Militär: Russland stellt keine gesteigerte Bedrohung dar – Sipri- Rüstungszahlen

Die Mär von der russischen Bedrohung wird gerne in den Leitmedien und in der Politik vorgegaukelt, um die Rüstungslobby zu befriedigen. Wie folgende Fakten zeigen, stellt Russland keine Bedrohung dar.

Die weltweiten Militärausgaben sind wieder leicht gestiegen, auf 1,69 Billionen Dollar. Das meldete das schwedische Friedensforschungsinstitut Sipri am 24. April in seinem jährlichen Bericht über die Rüstungsausgaben. Spitzenreiter ist danach die USA mit 611 Milliarden Dollar vor China mit 215 Milliarden Dollar und Russland mit 69,2 Milliarden Dollar. Die Bundesrepublik wird mit 41,1 Milliarden Dollar auf Platz Neun ausgemacht.

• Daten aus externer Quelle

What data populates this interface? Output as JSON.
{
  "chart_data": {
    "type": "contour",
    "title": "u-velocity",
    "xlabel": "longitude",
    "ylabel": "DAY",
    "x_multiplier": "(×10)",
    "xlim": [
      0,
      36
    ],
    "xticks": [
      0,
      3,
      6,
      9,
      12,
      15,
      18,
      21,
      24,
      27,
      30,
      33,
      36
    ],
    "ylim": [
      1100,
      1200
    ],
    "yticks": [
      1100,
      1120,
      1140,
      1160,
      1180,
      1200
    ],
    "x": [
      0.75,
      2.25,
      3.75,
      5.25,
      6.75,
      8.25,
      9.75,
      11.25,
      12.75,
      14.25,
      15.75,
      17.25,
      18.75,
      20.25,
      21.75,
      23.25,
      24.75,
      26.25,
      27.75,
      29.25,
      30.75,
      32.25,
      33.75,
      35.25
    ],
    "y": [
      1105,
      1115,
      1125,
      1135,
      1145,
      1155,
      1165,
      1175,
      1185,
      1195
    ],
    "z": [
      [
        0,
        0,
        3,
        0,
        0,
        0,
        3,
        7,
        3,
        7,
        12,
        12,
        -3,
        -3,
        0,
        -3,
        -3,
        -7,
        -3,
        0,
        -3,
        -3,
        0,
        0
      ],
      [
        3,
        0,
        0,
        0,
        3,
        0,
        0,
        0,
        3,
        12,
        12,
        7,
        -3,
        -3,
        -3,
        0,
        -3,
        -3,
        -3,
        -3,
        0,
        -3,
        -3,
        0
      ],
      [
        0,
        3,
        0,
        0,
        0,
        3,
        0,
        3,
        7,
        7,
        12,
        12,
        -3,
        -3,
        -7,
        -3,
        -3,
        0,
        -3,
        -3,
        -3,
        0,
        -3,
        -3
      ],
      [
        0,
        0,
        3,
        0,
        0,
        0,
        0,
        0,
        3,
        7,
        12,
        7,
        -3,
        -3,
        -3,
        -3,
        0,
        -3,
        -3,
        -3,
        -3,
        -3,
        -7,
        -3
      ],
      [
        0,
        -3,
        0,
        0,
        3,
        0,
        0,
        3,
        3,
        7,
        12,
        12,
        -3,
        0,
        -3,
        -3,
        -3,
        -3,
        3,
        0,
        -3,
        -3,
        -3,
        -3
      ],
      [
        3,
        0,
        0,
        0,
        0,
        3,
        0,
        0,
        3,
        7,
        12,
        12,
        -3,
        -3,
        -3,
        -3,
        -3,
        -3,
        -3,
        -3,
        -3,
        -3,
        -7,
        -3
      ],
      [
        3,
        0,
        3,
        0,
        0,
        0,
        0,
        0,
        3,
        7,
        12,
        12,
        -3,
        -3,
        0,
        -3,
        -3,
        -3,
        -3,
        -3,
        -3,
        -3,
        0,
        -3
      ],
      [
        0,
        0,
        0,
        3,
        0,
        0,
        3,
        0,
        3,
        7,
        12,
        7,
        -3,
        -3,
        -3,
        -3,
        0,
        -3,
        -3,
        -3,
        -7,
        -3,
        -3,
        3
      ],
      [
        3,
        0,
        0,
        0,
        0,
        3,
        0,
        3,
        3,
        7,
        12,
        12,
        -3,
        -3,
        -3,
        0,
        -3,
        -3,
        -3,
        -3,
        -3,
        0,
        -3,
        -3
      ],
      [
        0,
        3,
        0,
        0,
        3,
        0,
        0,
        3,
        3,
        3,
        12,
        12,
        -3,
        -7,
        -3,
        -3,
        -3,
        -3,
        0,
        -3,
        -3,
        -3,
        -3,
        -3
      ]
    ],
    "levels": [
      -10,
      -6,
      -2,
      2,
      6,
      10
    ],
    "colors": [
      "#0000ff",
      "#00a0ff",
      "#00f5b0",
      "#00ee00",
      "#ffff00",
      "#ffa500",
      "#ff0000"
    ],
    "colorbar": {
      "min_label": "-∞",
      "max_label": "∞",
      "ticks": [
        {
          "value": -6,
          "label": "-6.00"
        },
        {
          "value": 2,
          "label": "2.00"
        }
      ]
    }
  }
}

Die russischen Militärausgaben sind im Zusammenhang mit der Sicherheitslage des Landes und im Vergleich zu den US-Rüstungsausgaben unterdimensioniert. Das stellt der Abrüstungsexperte Otfried Nassauer im Sputnik-Interview fest. Er warnt vor einer erneuten Rüstungsspirale und fordert die Rückkehr zu Entspannungspolitik und Vertrauensbildung.

 

Auch Linken-Politikerin Sahra Wagenknecht zog den Vergleich in einer Rede im vergangenen März und zeigte, dass die USA deutlich mehr Geld in die Rüstung stecken als Russland. Gleichwohl kritisierte Wagenknecht auf den Rüstungsetat Russlands. Sie forderte wieder eine Rückbesinnung auf die Ost-Politik von WillyBrandt und Egon Bahr.